Fracas, fureurs guerrières semblent résumer ces époques où norois et leurs descendants normands s'illustrèrent d'éclatante façon.
Ces temps furent certes violents à nos yeux, quoique deux guerres fratricides qui ravagèrent le territoire européen en moins de trente-cinq ans ne nous donnent guère le droit de porter un jugement trop sévère alors que nous n'avons même pas fini de subir les conséquences de ces désastres. Il ne faudrait toutefois pas réduire la Normandie et le rayonnement culturel qu'elle engendra à ces uniques faits d'armes, aussi fameux furent-ils (les chroniqueurs rapportent des combats en Italie du Sud où le rapport des forces en présence était de un contre dix au détriment des Normands ce qui ne les empêchaient pas de triompher des armées byzantines qui leur étaient opposées). Ceux-ci ne furent, finalement que le prétexte ou le résultat de phénomènes plus vastes et plus complexes. En effet, c'est le côté « civil » des États ainsi créés qui cimenta l'espace Normand.
Le pouvoir utilisait les guerres comme moyen et non comme une fin en soi. Lorsque d'autres voies que celles des armes étaient possibles, celles-ci furent utilisées (alliances matrimoniales, achat de gouverneurs de forteresses à investir, diplomatie, etc.). À cet égard, le Duc Guillaume brandissant l'étendard de saint Pierre pour une croisade anti-Saxonne est un modèle du genre car si l'effet fut nul sur ses adversaires directs, il avait, malgré tout, lié les mains de ses adversaires continentaux potentiels qui ne pouvaient s'attaquer aux terres d'un croisé sans problème avec un pouvoir ecclésiastique puissant, assurant ainsi une régence tranquille à la Duchesse Mathilde et à son conseiller Lanfranc, alors que le gros des forces de la Duché n'était plus présent à la défense des marches.
Toute l'histoire de la Normandie s'inscrit dans cette perspective : recherche d'une paix à l'intérieur pour pouvoir faire face aux menaces de l'extérieur. Cette paix intérieure, dès que le pouvoir était suffisamment fort pour l'imposer, fut partout mise en place par divers moyens, pragmatisme oblige, tel que l'instauration de la Trêve de Dieu par le Duc Guillaume avant même qu'il ne soit devenu « Le Conquérant », interdiction et démantèlement, le cas échéant, des châteaux « adultérins », morcellement des fiefs des grands vassaux, etc. Les Rois Normands de Sicile allèrent même beaucoup plus loin dans ce sens en instaurant, sûrement plus par sens politique que par esprit de tolérance religieuse, un régime de coexistence pacifique entre les trois monothéismes, à une époque ou l'exclusion était plutôt la règle, garantissant ainsi à leur conquête une paix intérieure impossible sans cela. Cette recherche de paix favorisa alors dans tous les territoires Normands l'agriculture, le commerce terrestre et maritime, l'architecture, la législation, etc.

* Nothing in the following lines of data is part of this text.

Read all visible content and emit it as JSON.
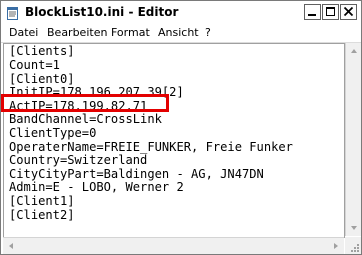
{
  "window": {
    "title": "BlockList10.ini - Editor"
  },
  "menu": {
    "items": [
      "Datei",
      "Bearbeiten",
      "Format",
      "Ansicht",
      "?"
    ]
  },
  "editor": {
    "lines": [
      "[Clients]",
      "Count=1",
      "[Client0]",
      "InitIP=178.196.207.39[2]",
      "ActIP=178.199.82.71",
      "BandChannel=CrossLink",
      "ClientType=0",
      "OperaterName=FREIE_FUNKER, Freie Funker",
      "Country=Switzerland",
      "CityCityPart=Baldingen - AG, JN47DN",
      "Admin=E - LOBO, Werner 2",
      "[Client1]",
      "[Client2]"
    ],
    "highlighted_line": 4,
    "highlight_color": "#e30000"
  },
  "icons": {
    "app": "notepad-icon",
    "minimize": "minimize-icon",
    "maximize": "maximize-icon",
    "close": "close-icon"
  }
}
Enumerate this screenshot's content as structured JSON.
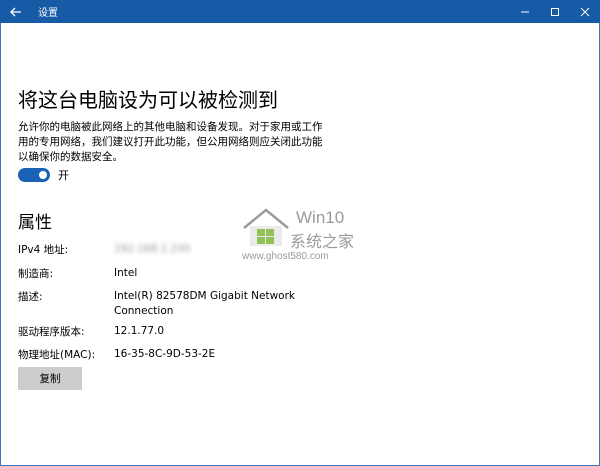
{
  "window": {
    "title": "设置",
    "accent_color": "#175ba6"
  },
  "page": {
    "heading": "将这台电脑设为可以被检测到",
    "description_lines": [
      "允许你的电脑被此网络上的其他电脑和设备发现。对于家用或工作",
      "用的专用网络，我们建议打开此功能，但公用网络则应关闭此功能",
      "以确保你的数据安全。"
    ],
    "toggle": {
      "state_label": "开",
      "on": true
    }
  },
  "properties": {
    "title": "属性",
    "rows": [
      {
        "label": "IPv4 地址:",
        "value": "192.168.1.245"
      },
      {
        "label": "制造商:",
        "value": "Intel"
      },
      {
        "label": "描述:",
        "value": "Intel(R) 82578DM Gigabit Network Connection"
      },
      {
        "label": "驱动程序版本:",
        "value": "12.1.77.0"
      },
      {
        "label": "物理地址(MAC):",
        "value": "16-35-8C-9D-53-2E"
      }
    ],
    "copy_button_label": "复制"
  },
  "watermark": {
    "line1": "Win10",
    "line2": "系统之家",
    "line3": "www.ghost580.com"
  }
}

C'est donc dans ces espaces de paix, fut-elle relative, que se forgea la réelle grandeur de la Normandie. Elle en bénéficia longtemps après que les aventures des Ducs-Rois et de leurs émules eurent cessées. Elle en garde encore, de nos jours, toutes les potentialités ; que les Normands reprennent en main leur destin et redevenus maîtres de leur sort et « sire chez eux » dans une nouvelle Europe et on les verra se déployer et redonner à la Normandie la grandeur qui fut la sienne.